Indien het kind later wordt geboren dan de vermoedelijke bevallingsdatum, wordt het prenataal verlof verlengd tot de werkelijke datum van bevalling.

Het postnataal verlof

Dit postnataal verlof omvat:

  • een verplicht verlof van 9 weken onmiddellijk na de bevalling. De werkgever mag tijdens deze periode de werkneemster in geen geval tewerkstellen, zelfs niet indien zij erom vraagt of ermee akkoord gaat;
  • en eventueel, volgend op dit verplicht postnataal verlof, het geheel of het gedeelte van het facultatief prenataal verlof van 5 weken.  Dit verlof kan enkel overgedragen worden op voorwaarde dat de werkneemster het werk heeft verder gezet vanaf de 6de week die de juiste datum van de bevalling voorafgaat.

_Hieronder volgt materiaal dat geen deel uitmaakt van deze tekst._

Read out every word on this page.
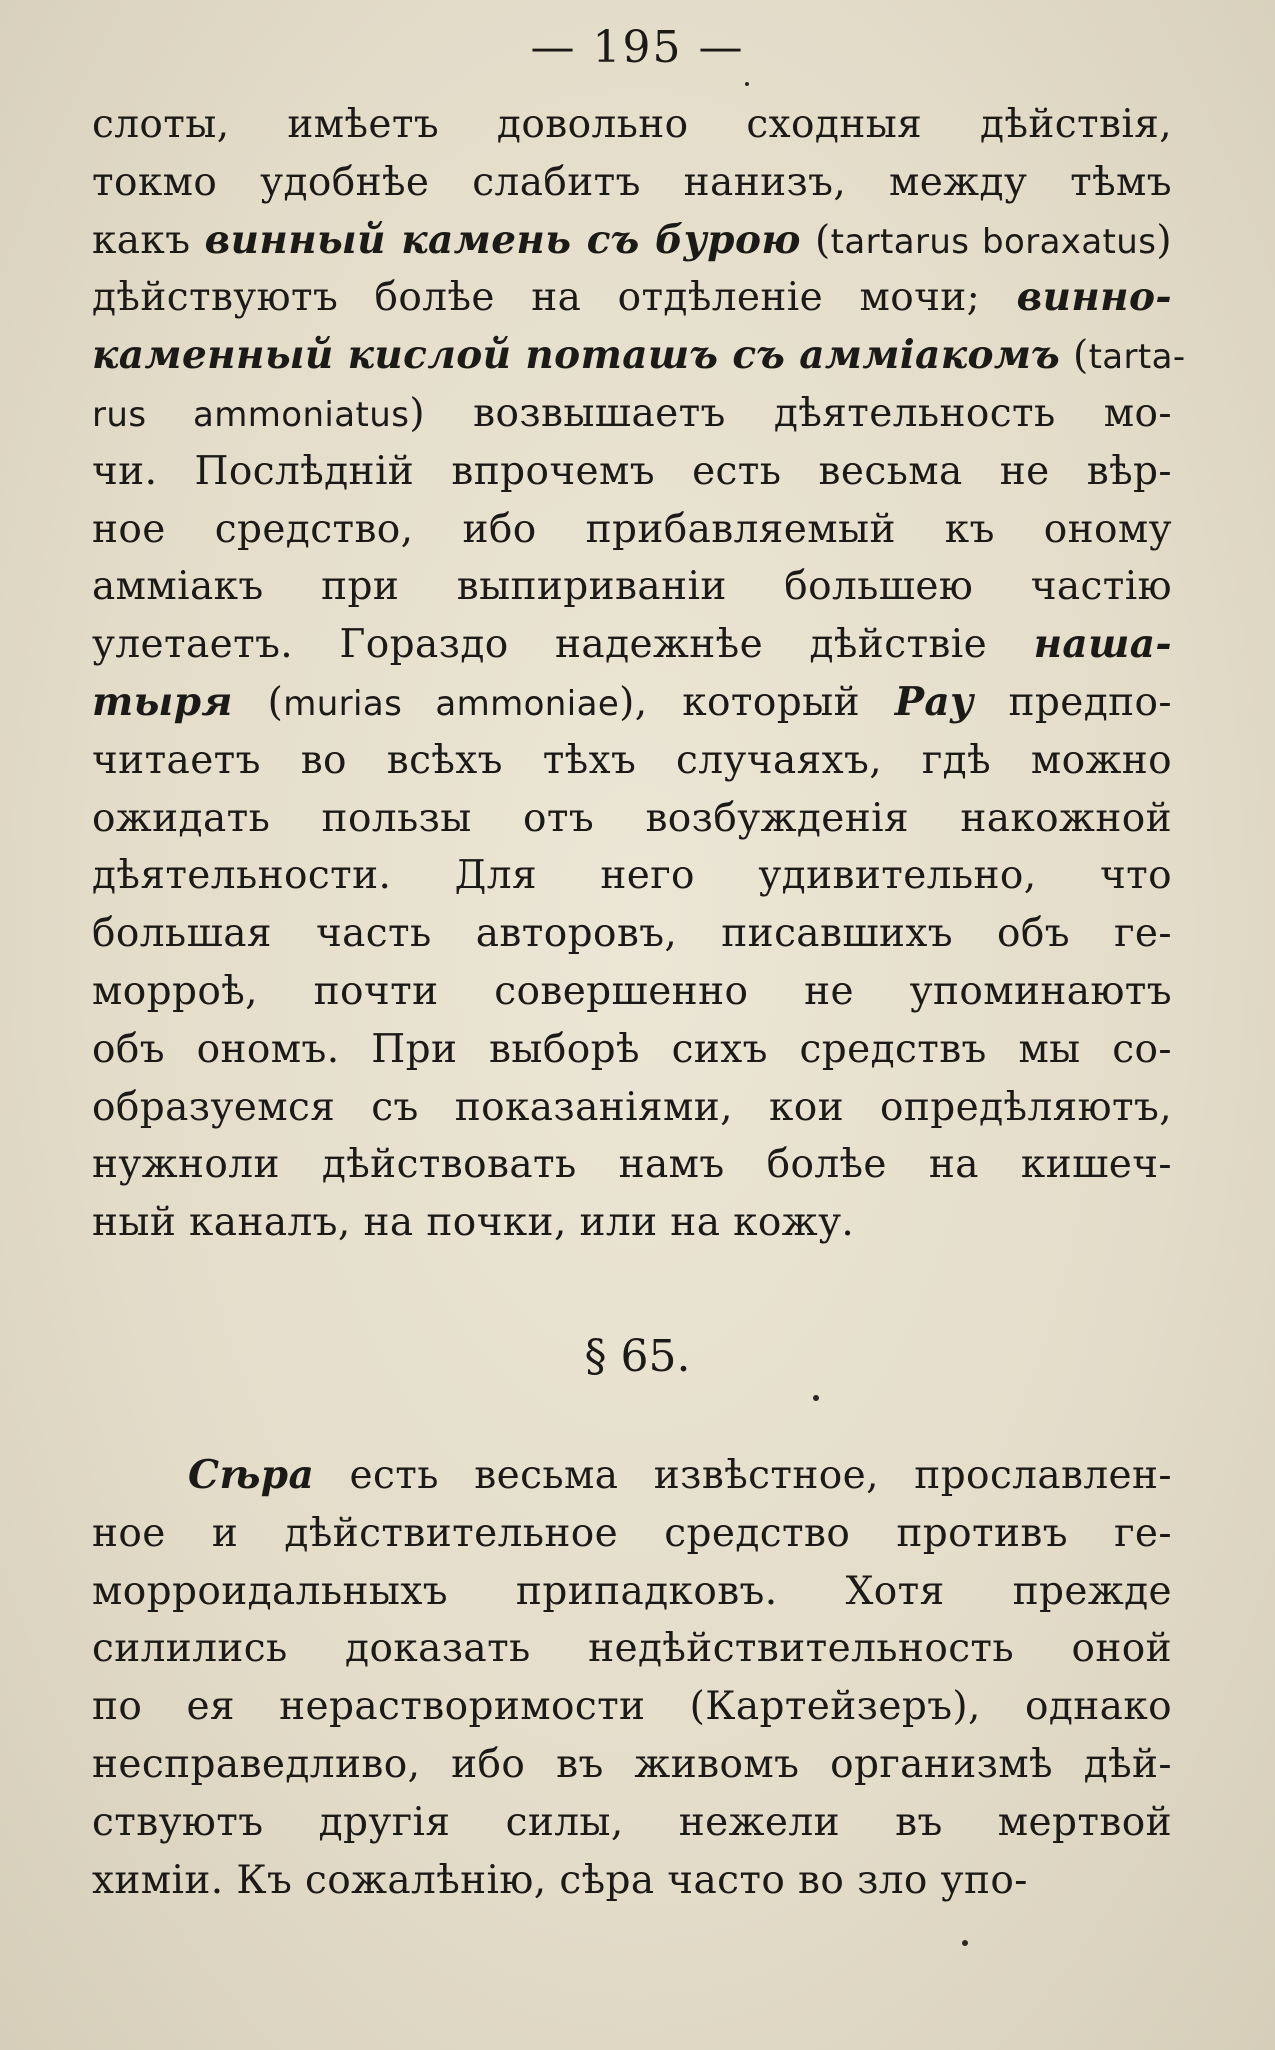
— 195 —
слоты, имѣетъ довольно сходныя дѣйствія,
токмо удобнѣе слабитъ нанизъ, между тѣмъ
какъ винный камень съ бурою (tartarus boraxatus)
дѣйствуютъ болѣе на отдѣленіе мочи; винно-
каменный кислой поташъ съ аммiакомъ (tarta-
rus ammoniatus) возвышаетъ дѣятельность мо-
чи. Послѣдній впрочемъ есть весьма не вѣр-
ное средство, ибо прибавляемый къ оному
аммiакъ при выпириваніи большею частію
улетаетъ. Гораздо надежнѣе дѣйствіе наша-
тыря (murias ammoniae), который Рау предпо-
читаетъ во всѣхъ тѣхъ случаяхъ, гдѣ можно
ожидать пользы отъ возбужденія накожной
дѣятельности. Для него удивительно, что
большая часть авторовъ, писавшихъ объ ге-
морроѣ, почти совершенно не упоминаютъ
объ ономъ. При выборѣ сихъ средствъ мы со-
образуемся съ показаніями, кои опредѣляютъ,
нужноли дѣйствовать намъ болѣе на кишеч-
ный каналъ, на почки, или на кожу.
§ 65.
Сѣра есть весьма извѣстное, прославлен-
ное и дѣйствительное средство противъ ге-
морроидальныхъ припадковъ. Хотя прежде
силились доказать недѣйствительность оной
по ея нерастворимости (Картейзеръ), однако
несправедливо, ибо въ живомъ организмѣ дѣй-
ствуютъ другія силы, нежели въ мертвой
химіи. Къ сожалѣнію, сѣра часто во зло упо-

Wanneer de werkneemster de arbeidsonderbreking na de negende week met ten minste twee weken kan verlengen, kan zij de laatste twee weken van de postnatale rustperiode omzetten in verlofdagen van postnatale rust. De werkneemster moet deze verlofdagen van postnatale rust opnemen binnen een periode van acht weken te rekenen vanaf het einde van de ononderbroken periode van postnatale rust.

    Naast het moederschapsverlof kan aan de zwangere werkneemster of de werkneemster die borstvoeding geeft aan haar kind, de uitvoering van bepaalde werken die als intrinsiek gevaarlijk erkend zijn tijdelijk verboden worden.  De lijst van deze werken werd vastgesteld door een koninklijk besluit (zie Welzijn op het werk). Tevens is het verboden voor werkgevers om zwangere werkneemsters overwerk te laten verrichten.